Introduction par Elio Jaillet et article par Dimitri Andronicos, ex-assistant diplômé en éthique théologique à la Faculté de théologie de Genève. Il a effectué aussi 7 mois de stage pastoral en paroisse. Il est aujourd’hui co-directeur de Cèdres Formation et du Séminaire de culture théologique.

Dans le troisième épisode de la Saison 3 des Huguenots, nous voyons un John qui se débat avec l’écriture de sa thèse, entre cours à donner et interventions extérieures à assurer. Sans nécessairement être pasteur, le théologien à un rôle d’utilité publique à jouer.

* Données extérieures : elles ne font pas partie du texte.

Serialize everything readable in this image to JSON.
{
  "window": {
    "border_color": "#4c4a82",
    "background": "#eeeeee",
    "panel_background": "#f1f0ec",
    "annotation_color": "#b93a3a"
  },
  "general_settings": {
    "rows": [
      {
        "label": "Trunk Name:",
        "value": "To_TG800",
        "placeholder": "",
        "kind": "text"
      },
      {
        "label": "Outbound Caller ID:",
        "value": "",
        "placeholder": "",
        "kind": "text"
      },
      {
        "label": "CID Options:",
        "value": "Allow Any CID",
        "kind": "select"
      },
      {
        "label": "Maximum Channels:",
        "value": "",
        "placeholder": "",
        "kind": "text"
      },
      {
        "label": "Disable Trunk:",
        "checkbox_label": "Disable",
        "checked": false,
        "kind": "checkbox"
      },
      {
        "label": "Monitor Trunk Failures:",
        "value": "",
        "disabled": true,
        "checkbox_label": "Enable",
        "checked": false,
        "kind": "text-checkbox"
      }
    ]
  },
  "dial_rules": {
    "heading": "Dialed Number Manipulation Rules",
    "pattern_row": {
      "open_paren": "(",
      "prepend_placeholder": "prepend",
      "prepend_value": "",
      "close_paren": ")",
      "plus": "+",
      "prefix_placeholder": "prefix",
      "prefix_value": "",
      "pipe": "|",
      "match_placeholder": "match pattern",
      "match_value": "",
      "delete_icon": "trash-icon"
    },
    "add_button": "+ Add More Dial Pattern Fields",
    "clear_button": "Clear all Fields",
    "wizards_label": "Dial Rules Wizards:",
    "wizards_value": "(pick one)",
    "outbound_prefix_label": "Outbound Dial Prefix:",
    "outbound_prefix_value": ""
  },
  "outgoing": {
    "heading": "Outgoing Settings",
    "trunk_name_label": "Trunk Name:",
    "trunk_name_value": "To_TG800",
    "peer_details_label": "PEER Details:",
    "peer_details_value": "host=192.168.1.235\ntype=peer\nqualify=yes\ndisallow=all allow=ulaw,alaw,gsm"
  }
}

C’est que le théologien n’est pas isolé dans sa tour d’ivoire. Ce n’est pas pour cela qu’one le paie. Il y a différentes sortes de théologiens, spécialistes chacun dans leur domaine. Mais ils sont tous réunis par un public, dont on ne saurait tirer des contours exacts. À un moment, la communauté institue des personnes pour travailler des sujets qu’elle ne peut pas travailler intuitivement. Pour ce qui concerne Dieu, le religieux, le théologique, voici que naquit le théologien. Le théologien est au service de la communauté, pour interroger son identité, lui permettre de dire ce qui la fonde, ouvrir des pistes, interroger la tradition, signaler les embûches et les failles que l’on ne voit pas forcément d’office. Il nous semblait intéressant de donner la parole au témoignage de l’un de ces êtres étranges ; un témoignage court et intense qui nous redis où est l’Eglise.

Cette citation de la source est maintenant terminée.